Identité : quand Bernard Cazeneuve gonfle la fraude pour justifier son « mégafichier »

le
0
Bernard Cazeneuve, le 15 novembre, à l'Assemblée nationale.
Bernard Cazeneuve, le 15 novembre, à l'Assemblée nationale.

Devant les députés, mardi, le ministre de l’intérieur a assuré que « 800 000 Français voient chaque année leur titre d’identité volé ou transformé frauduleusement ». Faux.

Du projet de carte d’identité électronique de 2011-2012 au nouveau « mégafichier » TES (pour « titres électroniques sécurisés ») censé rassembler les données de 60 millions de Français et créé par décret le 30 octobre, les exagérations et les approximations sur la réalité chiffrée de la fraude documentaire ou de la fraude à l’identité n’ont jamais manqué. Bernard Cazeneuve y a ajouté sa petite pierre, mardi 15 novembre, devant les députés. Pour démontrer l’ampleur de la fraude documentaire, le ministre de l’intérieur s’est un peu emporté lors de son propos liminaire.

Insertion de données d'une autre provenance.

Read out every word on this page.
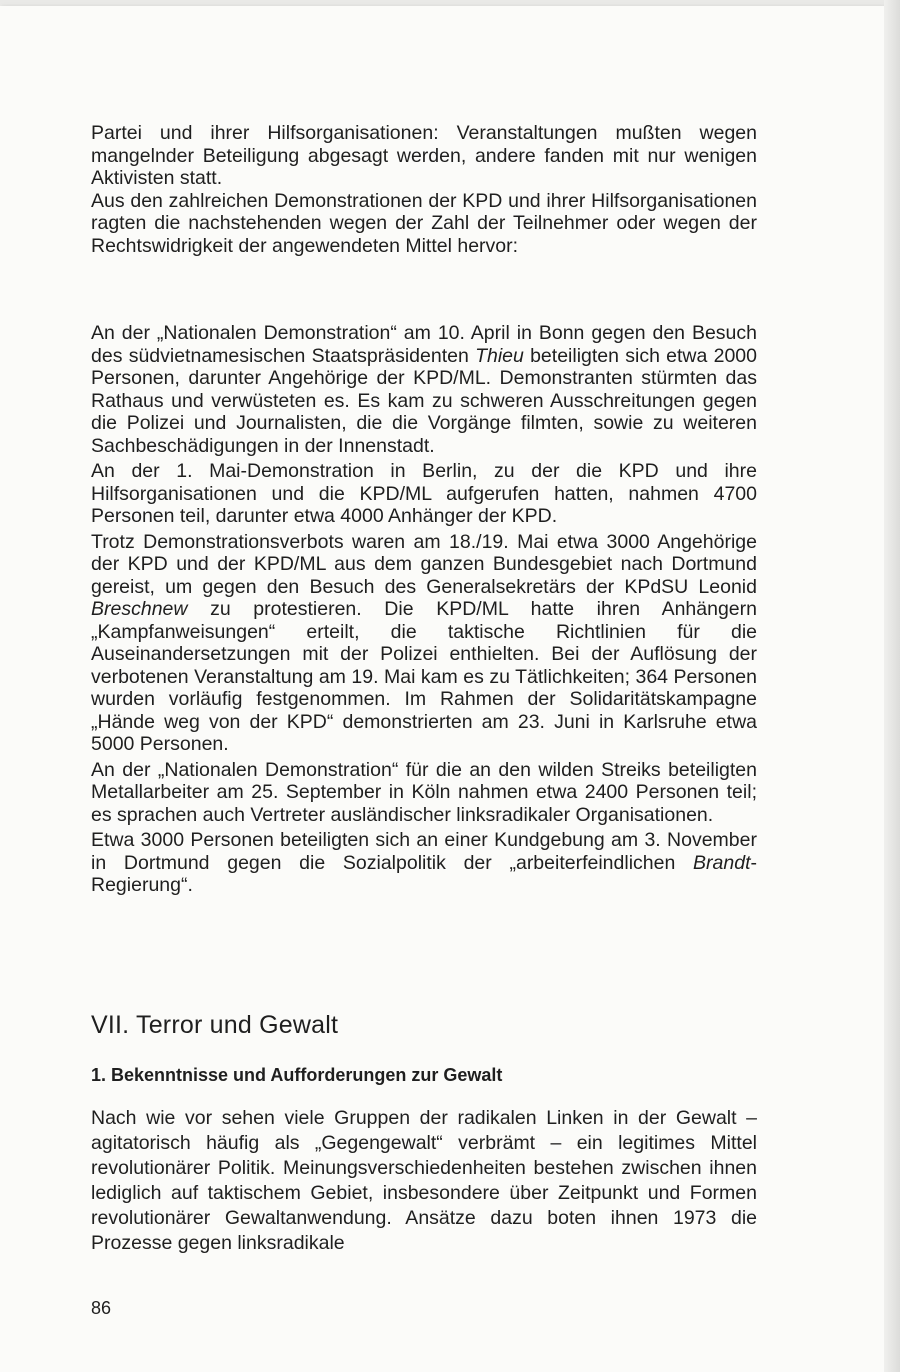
Partei und ihrer Hilfsorganisationen: Veranstaltungen mußten wegen mangelnder Beteiligung abgesagt werden, andere fanden mit nur wenigen Aktivisten statt.

Aus den zahlreichen Demonstrationen der KPD und ihrer Hilfsorganisationen ragten die nachstehenden wegen der Zahl der Teilnehmer oder wegen der Rechtswidrigkeit der angewendeten Mittel hervor:

An der „Nationalen Demonstration“ am 10. April in Bonn gegen den Besuch des südvietnamesischen Staatspräsidenten Thieu beteiligten sich etwa 2000 Personen, darunter Angehörige der KPD/ML. Demonstranten stürmten das Rathaus und verwüsteten es. Es kam zu schweren Ausschreitungen gegen die Polizei und Journalisten, die die Vorgänge filmten, sowie zu weiteren Sachbeschädigungen in der Innenstadt.

An der 1. Mai-Demonstration in Berlin, zu der die KPD und ihre Hilfsorganisationen und die KPD/ML aufgerufen hatten, nahmen 4700 Personen teil, darunter etwa 4000 Anhänger der KPD.

Trotz Demonstrationsverbots waren am 18./19. Mai etwa 3000 Angehörige der KPD und der KPD/ML aus dem ganzen Bundesgebiet nach Dortmund gereist, um gegen den Besuch des Generalsekretärs der KPdSU Leonid Breschnew zu protestieren. Die KPD/ML hatte ihren Anhängern „Kampfanweisungen“ erteilt, die taktische Richtlinien für die Auseinandersetzungen mit der Polizei enthielten. Bei der Auflösung der verbotenen Veranstaltung am 19. Mai kam es zu Tätlichkeiten; 364 Personen wurden vorläufig festgenommen. Im Rahmen der Solidaritätskampagne „Hände weg von der KPD“ demonstrierten am 23. Juni in Karlsruhe etwa 5000 Personen.

An der „Nationalen Demonstration“ für die an den wilden Streiks beteiligten Metallarbeiter am 25. September in Köln nahmen etwa 2400 Personen teil; es sprachen auch Vertreter ausländischer linksradikaler Organisationen.

Etwa 3000 Personen beteiligten sich an einer Kundgebung am 3. November in Dortmund gegen die Sozialpolitik der „arbeiterfeindlichen Brandt-Regierung“.

VII. Terror und Gewalt
1. Bekenntnisse und Aufforderungen zur Gewalt

Nach wie vor sehen viele Gruppen der radikalen Linken in der Gewalt – agitatorisch häufig als „Gegengewalt“ verbrämt – ein legitimes Mittel revolutionärer Politik. Meinungsverschiedenheiten bestehen zwischen ihnen lediglich auf taktischem Gebiet, insbesondere über Zeitpunkt und Formen revolutionärer Gewaltanwendung. Ansätze dazu boten ihnen 1973 die Prozesse gegen linksradikale

86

CE QU’IL A DIT « Je tiens à rappeler que 800 000 Français voient chaque année leur titre d’identité volé ou transformé frauduleusement. » POURQUOI C’EST FAUX Le chiffre (énorme) est surprenant. Le dernier rapport annuel complet de l’Observatoire nationale de la délinquance et de la réponse pénale (ONDRP) évoque de son côté, pour 2014, 5 910 faux documents d’identités saisis par la police ou la gendarmerie.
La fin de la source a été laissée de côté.